This is a thread for people who want to learn programming, whether they are non-programmers, beginners, or advanced programmers who want to learn more. If you would like to discuss programming with other people from the LW community, this is the right place.
While programming is not a central topic of this website, it is related to many ideas discussed here. About a third of LW users described their profession as "Computers" in the recent survey. Some users have expressed desire to learn programming. Some users have recommended learning programming to others. There are many other websites (or books, etc.) for learning programming, but talking with the people you already know, following our traditions of rational discourse, could be an advantage.
So this is the experiment. Unlike Open Thread, it has a specific topic, and the beginners are encouraged to ask their programming questions, even if they are completely unrelated to the usual LW topics. Especially the open-ended questions like "how...?" and "why...?". (Maybe we are already strong enough to survive even the mindkilling questions like "which programming language is the best?".)
Here are some older LW articles about programming:
- Why learning programming is a great idea even if you'd never want to code for a living
- I want to learn programming
- Are Functional languages the future of programming?
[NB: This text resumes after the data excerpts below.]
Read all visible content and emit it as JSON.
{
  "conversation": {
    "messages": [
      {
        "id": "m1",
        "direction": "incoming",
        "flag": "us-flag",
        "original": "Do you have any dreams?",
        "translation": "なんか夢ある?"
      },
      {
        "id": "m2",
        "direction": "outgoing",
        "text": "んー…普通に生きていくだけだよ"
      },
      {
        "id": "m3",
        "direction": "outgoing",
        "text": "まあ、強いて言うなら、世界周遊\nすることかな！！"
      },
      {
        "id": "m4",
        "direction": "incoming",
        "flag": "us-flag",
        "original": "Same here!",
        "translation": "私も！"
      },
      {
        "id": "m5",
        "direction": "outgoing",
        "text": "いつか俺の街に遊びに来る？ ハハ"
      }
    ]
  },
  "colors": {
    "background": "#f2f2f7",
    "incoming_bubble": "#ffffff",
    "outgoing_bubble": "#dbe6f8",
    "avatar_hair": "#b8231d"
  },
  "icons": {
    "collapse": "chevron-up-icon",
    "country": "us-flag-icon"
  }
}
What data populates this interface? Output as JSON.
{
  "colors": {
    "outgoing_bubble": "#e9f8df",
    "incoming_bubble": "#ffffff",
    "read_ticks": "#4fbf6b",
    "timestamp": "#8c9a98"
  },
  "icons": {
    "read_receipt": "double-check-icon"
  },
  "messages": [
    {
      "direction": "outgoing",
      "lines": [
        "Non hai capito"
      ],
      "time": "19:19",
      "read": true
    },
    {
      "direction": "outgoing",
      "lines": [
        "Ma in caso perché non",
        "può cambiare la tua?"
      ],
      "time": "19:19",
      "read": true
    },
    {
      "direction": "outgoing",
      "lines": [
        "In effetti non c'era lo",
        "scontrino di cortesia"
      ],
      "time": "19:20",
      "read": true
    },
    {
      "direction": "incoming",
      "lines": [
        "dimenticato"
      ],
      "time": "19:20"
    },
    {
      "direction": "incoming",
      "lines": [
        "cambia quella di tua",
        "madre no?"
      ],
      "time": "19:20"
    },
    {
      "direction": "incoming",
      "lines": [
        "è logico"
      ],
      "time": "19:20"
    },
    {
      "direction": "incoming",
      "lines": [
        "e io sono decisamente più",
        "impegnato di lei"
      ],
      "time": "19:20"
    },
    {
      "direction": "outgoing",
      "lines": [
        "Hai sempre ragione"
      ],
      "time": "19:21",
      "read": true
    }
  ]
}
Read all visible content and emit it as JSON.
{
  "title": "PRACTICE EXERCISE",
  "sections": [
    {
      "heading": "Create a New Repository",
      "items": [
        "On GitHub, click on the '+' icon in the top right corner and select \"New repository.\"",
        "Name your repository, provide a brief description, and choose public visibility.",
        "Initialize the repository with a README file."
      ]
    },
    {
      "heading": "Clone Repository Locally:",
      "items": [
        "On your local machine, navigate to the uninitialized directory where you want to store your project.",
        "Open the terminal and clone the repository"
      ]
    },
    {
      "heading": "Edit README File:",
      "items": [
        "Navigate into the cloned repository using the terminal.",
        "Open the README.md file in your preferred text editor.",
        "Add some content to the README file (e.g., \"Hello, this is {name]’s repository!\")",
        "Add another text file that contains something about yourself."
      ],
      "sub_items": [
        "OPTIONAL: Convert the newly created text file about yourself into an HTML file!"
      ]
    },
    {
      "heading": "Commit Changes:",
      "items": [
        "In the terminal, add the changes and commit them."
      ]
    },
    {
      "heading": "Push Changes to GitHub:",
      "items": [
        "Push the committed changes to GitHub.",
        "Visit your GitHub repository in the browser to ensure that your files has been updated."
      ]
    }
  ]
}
- Colonization models: a programming tutorial;a tutorial on computational Bayesian inference
- Khan Academy: Introduction to programming and computer science
- Free Tutoring in Math/Programming
- More intuitive programming languages
- Learn to code
- What is the best programming language?
- Computer Science and Programming: Links and Resources
- Advice On Getting A Software Job
- Checking for the Programming Gear
Here are some other resources:
- Computer Science @ Khan Academy
- Project Euler - problems to test your programming skills
- Stack Overflow - for specific questions
...and there are also many links within the articles.
And here is the place for your questions:
My comment viewed a Turing complete language as a sort of self-contained mathematical thing, which doesn't necessarily have access to the operation "ask the OS to run this sequence of x86 instructions". When people talk about Turing equivalence, that's typically the meaning they use.
Interpreting one language in another is okay, but interpretation doesn't necessarily preserve time and space complexity (try interpreting an impure language in a pure one).
Yeah, alright, thanks for that clarification. I didn't realize I was thinking about it in terms of "Java/Python/C/etc. running on some traditional computer".
Agreed that interpretation is quite prone to overhead and delays.